President Finley established a full liberal arts, degree-granting curriculum in 1865. It required three years of Greek, three years of Latin, three years of mathematics, and a variety of scientific and cultural courses, capped by a year of ethics and philosophy. Four of the prep-school students n Louis Horning, Charles Mulkey, Alice Biddle and Annie Finley n qualified for the collegiate course.
Corvallis College was always co-educational. In a day when many colleges were segregated by sex, this one announced: "Young ladies will be admitted into all the College Classes, and will be entitled to the same honors and diplomas as conferred upon young gentlemen."
The third collegiate year had barely started when the 25-member Board of Trustees made a deal with the state of Oregon. They agreed to develop an agricultural college for the state. This created a number of new problems.
In 1862, Congress had promised the state 90,000 acres of public land if it was used in a prescribed way. The land had to be sold and the proceeds put into an irreducible endowment fund. No part of the principal or interest in this fund could be used to buy land or to build. The interest had to be "inviolably appropriated" to the support and maintenance of a college where five fields of study were to be taught: scientific studies, classical studies, military science and subjects related to agriculture and the mechanical arts.
The 1862 Legislature replied promptly to Congress that the state wanted to participate. But the Legislature did nothing toward establishing a college to take advantage of the land grant.
The Morrill Act of 1862 as amended was about to expire when the 1868 Legislature realized that it had to take action or lose the 90,000 acres. The state had to have a college to which benefits of the act could be assigned.
In some states, the Morrill Act land grants were combined with previous land grants for territorial universities, and a state university was established. Oregon did not follow this pattern.
In the other far western state at that time, the California Legislature made a deal with a private institution, the College of California at Oakland. Out of it grew the University of California.
The Oregonians decided to do something similar. Oregon already had colleges at Salem, Forest Grove, Oregon City, Corvallis and Philomath, and there were several academies that wanted to be colleges. The Legislature decided to make a deal with one of them.
Willamette University, across the street from the state Capitol, was a strong contender but after a bit of political maneuvering, Corvallis College, on Oct. 27, 1868, was "designated and adopted as the Agricultural College" for the state.

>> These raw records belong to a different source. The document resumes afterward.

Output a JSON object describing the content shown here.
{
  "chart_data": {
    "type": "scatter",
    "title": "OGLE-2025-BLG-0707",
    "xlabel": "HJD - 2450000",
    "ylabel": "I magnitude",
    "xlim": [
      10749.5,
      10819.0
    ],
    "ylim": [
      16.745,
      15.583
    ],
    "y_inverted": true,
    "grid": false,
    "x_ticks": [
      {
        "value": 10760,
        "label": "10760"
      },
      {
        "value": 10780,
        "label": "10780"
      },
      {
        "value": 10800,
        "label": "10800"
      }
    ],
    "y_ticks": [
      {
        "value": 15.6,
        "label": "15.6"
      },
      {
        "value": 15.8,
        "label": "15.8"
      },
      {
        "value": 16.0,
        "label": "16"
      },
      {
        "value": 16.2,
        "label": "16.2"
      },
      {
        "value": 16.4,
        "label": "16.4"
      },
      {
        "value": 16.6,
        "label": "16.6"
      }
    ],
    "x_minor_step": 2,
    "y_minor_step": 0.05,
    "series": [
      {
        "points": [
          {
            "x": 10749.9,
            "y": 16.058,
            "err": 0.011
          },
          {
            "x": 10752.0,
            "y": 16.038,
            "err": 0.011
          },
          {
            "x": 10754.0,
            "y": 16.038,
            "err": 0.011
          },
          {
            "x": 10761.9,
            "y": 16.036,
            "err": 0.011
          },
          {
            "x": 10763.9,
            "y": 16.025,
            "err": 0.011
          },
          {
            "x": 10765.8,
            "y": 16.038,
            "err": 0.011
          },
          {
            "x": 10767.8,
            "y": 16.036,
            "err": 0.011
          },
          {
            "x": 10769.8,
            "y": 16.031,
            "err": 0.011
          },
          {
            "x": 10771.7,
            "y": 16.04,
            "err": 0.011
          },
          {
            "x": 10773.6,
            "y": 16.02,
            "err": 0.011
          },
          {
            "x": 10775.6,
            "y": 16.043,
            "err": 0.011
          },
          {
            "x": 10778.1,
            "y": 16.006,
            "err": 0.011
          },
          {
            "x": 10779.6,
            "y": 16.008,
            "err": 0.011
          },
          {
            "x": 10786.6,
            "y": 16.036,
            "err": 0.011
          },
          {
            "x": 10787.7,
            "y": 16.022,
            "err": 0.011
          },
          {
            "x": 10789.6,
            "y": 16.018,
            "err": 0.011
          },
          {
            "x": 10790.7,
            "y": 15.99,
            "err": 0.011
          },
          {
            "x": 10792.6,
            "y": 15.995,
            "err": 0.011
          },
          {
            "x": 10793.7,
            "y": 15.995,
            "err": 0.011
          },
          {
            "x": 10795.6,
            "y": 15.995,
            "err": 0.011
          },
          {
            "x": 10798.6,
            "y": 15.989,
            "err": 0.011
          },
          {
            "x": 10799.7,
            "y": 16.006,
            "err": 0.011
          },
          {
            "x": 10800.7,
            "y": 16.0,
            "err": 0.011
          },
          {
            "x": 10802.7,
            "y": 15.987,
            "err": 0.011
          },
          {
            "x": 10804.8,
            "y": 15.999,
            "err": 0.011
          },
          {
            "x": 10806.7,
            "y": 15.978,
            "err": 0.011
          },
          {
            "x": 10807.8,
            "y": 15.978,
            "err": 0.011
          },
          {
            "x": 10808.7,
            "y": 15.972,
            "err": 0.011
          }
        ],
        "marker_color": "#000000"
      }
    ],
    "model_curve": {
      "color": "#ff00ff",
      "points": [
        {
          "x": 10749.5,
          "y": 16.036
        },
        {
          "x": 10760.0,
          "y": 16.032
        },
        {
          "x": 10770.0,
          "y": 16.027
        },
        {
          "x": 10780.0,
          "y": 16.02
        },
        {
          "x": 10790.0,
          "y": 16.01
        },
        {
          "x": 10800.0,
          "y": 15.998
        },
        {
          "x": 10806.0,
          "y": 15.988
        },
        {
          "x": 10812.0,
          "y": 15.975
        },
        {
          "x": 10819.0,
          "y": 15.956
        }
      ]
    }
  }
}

Four days later, speaking for the Corvallis College Board of Trustees, Secretary B.R. Biddle replied. He assured the Legislature that "we promise on our part faithfully to carry out the provisions of the act," which required that "all students be instructed in all the arts, sciences and other studies in accordance with the provisions of the Act of Congress."
For little Corvallis College, this promise created a number of weighty problems, which will be discussed in later columns.